Никогда у меня не было более интересного собеседника, а вскоре мне пришлось узнать, что никогда я не встречался с более великим человеком действия. Тот день оказался последним счастливым днем, проведенным нами вместе. Примерно через час явился фермер, и Ида улыбалась, когда мы все трое, рука об руку, в венках из полевых цветов, шли в направлении повозки.

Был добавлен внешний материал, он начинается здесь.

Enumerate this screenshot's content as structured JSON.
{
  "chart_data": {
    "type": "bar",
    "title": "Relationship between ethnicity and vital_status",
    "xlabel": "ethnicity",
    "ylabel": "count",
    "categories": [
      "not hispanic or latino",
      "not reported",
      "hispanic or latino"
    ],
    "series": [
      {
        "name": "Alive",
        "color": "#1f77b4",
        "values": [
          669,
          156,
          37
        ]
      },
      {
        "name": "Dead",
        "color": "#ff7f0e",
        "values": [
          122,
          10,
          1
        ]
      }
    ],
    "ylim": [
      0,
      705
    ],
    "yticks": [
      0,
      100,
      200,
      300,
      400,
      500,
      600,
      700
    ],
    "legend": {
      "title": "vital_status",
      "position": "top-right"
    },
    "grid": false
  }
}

Мое решение не встречаться с Элси, не искушать ее больше, продержалось недели две-три, после чего с ним было покончено, причем решительнее, чем прежде. Я пригласил Элси пообедать со мной, и она надела платье с низким вырезом. День был теплым, вечер — близким и душным. Мы обедали в отдельном кабинете немецкого ресторана, а потом сидели рядышком, точнее, Элси сидела у меня на коленях, и я обнимал и целовал ее прекрасные обнаженные плечи, прохладные и благоуханные, как цветы.
Не знаю, что со мной случилось. Весь день я работал, написал две хорошие статьи, заработал немного лишних денег и сообразил, как заработать еще. Я был возбужден, счастлив и поэтому, верно, немного легкомыслен и немного более требователен, чем обычно. От успеха легко потерять голову, поэтому я обнимал Элси, целовал ее, ласкал с жадностью, не поддающейся описанию. Уже от первого поцелуя я весь напрягся, и когда она остановила меня, то пришел в бешенство; но она все равно отодвинулась, потом встала и постояла пару минут, после чего повернулась ко мне.